O artista sempre habitou esse lugar controlado, a estádio das aparências daqueles seus homens solitários de terno, estando consciente da violência que pode a qualquer momento transfixar frestas no assoalho, trincar os azulejos.

Bacon trata dessa fúria enjaulada, vontades reprimidas. Suas figuras são prisioneiros, os condenados de sangue quente que Piranesi mostrou só de longe em seus cárceres imaginários, vultos insignificantes engolidos pelas escadarias que se cruzam infinitas.

Ou mesmo a poça de sangue no soalho de uma das famosas pinturas de saunas de Adriana Varejão, outra artista afeita à exuberância da mesocarpo, que arquitetou labirintos azulejados, grande segmento deles jogos geométricos assépticos, com a exceção de um, que mostra os sobras rubros de um ato de paixão ou violência, ou as duas coisas ao mesmo tempo.

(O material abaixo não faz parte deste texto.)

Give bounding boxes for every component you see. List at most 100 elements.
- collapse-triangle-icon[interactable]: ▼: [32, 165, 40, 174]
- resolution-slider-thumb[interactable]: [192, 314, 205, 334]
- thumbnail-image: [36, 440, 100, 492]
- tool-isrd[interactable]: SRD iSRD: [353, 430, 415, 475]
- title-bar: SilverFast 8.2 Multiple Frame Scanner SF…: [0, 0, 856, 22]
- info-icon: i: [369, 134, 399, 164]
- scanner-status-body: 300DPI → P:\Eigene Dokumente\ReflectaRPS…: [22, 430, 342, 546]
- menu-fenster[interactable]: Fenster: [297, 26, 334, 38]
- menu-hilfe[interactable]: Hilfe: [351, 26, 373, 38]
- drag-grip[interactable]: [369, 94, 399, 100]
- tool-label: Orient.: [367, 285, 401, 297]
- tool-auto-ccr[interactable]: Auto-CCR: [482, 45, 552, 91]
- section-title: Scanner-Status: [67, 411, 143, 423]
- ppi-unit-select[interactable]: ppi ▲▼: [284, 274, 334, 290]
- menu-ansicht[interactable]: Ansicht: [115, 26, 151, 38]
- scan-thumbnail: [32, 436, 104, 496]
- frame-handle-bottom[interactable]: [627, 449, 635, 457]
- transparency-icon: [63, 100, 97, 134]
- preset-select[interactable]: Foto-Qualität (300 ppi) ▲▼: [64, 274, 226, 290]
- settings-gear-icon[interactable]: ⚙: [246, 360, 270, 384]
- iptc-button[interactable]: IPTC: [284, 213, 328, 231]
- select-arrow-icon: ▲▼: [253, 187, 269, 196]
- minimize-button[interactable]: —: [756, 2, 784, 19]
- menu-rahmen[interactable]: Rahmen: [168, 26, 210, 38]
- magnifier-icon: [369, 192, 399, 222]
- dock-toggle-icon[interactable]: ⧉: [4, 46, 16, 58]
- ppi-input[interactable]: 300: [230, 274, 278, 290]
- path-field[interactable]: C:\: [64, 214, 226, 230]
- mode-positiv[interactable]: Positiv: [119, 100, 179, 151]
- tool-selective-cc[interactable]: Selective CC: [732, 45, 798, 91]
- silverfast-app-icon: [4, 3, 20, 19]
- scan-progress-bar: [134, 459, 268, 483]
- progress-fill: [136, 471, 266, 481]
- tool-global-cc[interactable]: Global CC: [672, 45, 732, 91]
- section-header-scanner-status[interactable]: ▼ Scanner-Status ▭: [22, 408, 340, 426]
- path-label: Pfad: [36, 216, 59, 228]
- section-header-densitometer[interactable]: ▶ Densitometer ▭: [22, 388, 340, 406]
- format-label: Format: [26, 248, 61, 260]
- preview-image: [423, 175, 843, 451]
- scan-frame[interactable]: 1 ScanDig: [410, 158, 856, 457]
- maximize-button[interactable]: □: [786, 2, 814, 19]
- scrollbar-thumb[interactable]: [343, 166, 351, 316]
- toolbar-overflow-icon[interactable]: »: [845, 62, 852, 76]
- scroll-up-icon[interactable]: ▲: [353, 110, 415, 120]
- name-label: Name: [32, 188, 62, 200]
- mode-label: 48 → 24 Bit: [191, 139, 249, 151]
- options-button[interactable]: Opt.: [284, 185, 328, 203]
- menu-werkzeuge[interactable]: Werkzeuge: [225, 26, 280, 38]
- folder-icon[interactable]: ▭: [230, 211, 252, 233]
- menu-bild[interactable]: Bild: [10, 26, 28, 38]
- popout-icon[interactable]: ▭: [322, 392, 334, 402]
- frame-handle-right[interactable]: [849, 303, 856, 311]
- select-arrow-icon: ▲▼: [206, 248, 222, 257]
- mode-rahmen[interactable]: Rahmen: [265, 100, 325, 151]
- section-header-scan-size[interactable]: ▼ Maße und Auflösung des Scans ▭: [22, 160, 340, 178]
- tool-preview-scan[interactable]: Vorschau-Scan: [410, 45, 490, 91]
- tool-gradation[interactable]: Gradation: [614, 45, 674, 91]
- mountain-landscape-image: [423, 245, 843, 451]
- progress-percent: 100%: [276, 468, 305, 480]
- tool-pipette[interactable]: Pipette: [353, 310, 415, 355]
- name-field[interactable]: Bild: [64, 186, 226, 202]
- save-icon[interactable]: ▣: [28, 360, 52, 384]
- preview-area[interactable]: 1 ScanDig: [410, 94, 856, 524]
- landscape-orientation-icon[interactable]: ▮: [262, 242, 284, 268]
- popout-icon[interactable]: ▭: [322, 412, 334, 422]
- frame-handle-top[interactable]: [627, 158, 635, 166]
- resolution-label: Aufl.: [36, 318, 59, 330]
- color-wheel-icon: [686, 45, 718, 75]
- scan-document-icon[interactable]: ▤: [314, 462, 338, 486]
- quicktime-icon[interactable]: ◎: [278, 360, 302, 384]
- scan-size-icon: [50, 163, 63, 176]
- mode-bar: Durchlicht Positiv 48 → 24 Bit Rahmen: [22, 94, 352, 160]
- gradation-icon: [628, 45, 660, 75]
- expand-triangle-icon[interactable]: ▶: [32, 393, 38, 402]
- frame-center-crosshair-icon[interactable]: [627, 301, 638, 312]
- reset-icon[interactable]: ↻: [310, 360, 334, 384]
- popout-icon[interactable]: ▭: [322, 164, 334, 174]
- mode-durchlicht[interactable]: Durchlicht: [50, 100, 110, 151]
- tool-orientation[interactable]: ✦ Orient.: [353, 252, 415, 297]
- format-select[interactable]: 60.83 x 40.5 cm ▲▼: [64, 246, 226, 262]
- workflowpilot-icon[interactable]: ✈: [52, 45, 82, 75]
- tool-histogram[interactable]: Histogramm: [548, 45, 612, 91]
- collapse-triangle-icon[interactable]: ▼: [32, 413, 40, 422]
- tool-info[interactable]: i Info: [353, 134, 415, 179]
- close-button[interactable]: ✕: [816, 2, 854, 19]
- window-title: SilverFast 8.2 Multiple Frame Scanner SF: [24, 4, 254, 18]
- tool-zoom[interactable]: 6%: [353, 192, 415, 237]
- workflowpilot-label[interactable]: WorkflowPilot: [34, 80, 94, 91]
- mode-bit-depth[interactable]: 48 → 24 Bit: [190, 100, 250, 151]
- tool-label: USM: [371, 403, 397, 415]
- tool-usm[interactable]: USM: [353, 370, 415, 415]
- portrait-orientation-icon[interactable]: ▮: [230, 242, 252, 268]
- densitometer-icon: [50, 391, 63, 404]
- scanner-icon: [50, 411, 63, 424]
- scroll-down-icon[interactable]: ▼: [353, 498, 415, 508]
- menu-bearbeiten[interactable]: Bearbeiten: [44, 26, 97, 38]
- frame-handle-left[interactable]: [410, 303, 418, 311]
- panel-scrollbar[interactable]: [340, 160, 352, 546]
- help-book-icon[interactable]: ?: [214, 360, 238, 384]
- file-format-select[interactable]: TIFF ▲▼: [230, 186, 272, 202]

Os interiores nas pinturas de Bacon, por outro lado, são mais sintéticos e teatrais, brechtianos. Se há jaulas delineadas em todo lugar, não existe a quarta parede, e o meio da constituição é sempre tomado por uma mesa, uma leito, um sofá ou um esquálido palco de madeira, o tablado que é palco de um transgressão, de uma transa, de uma overdose. É o espaço agônico de toda sorte de espasmo.

Isso é nítido num dos trabalhos mais destoantes da mostra, o único interno vazio, a não ser pela luminária de traços minimalistas à direita do quadro. Toda a constituição de “Jet of Water”, ou jato d’chuva, tela da dez de 1980 que é segmento de uma longa série de trabalhos semelhantes, é atravessada por uma mancha esbranquiçada. Essa descarga, uma explosão próxima da ejaculação, rasga o cenário ao meio na oblíquo, formando dois triângulos que se equilibram um sobre o outro, distorcendo a noção de horizonte.

Bacon, nessa tela, desafia a arquitetura, profana a própria jaula esquadrinhada à sublimidade. Lembra uma tela clássica de outro britânico umas décadas mais jovem, “A Bigger Splash”, de David Hockney, que retrata a piscina de uma moradia modernista em Los Angeles, onde viveu, sem nenhum vestígio humano, a não ser o esternutação d’chuva numa vasta superfície azul estática. Seu amante acabava de dar um mergulho, mas só vemos o rastro que ficou para trás, da mesma forma que o jato abala a rigidez da obra de Bacon.

É de vertigem que eles falam. Bacon chegou a mostrar isso na própria face. Em retrato detrás de retrato em que o cenário já se desfez, seu rosto, às vezes intercalado com o de qualquer amante, emerge de uma espessa volume negra ao fundo, uma visão que irrompe do vazio, em zero nítido. É porquê se víssemos todos eles debaixo d’chuva, num despenhadeiro submarino, sempre em pares ou trios, a teoria de sequência cinematográfica e de estudo do movimento, que marca sua obra.

Não há momento plácido, no entanto, todos eles sufocam. São semblantes mutilados vistos em série, com borrões que atravessam a rostro —narizes, bocas e olhos em desarranjo, porquê se plasmados à revelia na tela, sempre em desespero. Bacon nos mostra no próprio rosto as marcas da violência insondável da solidão.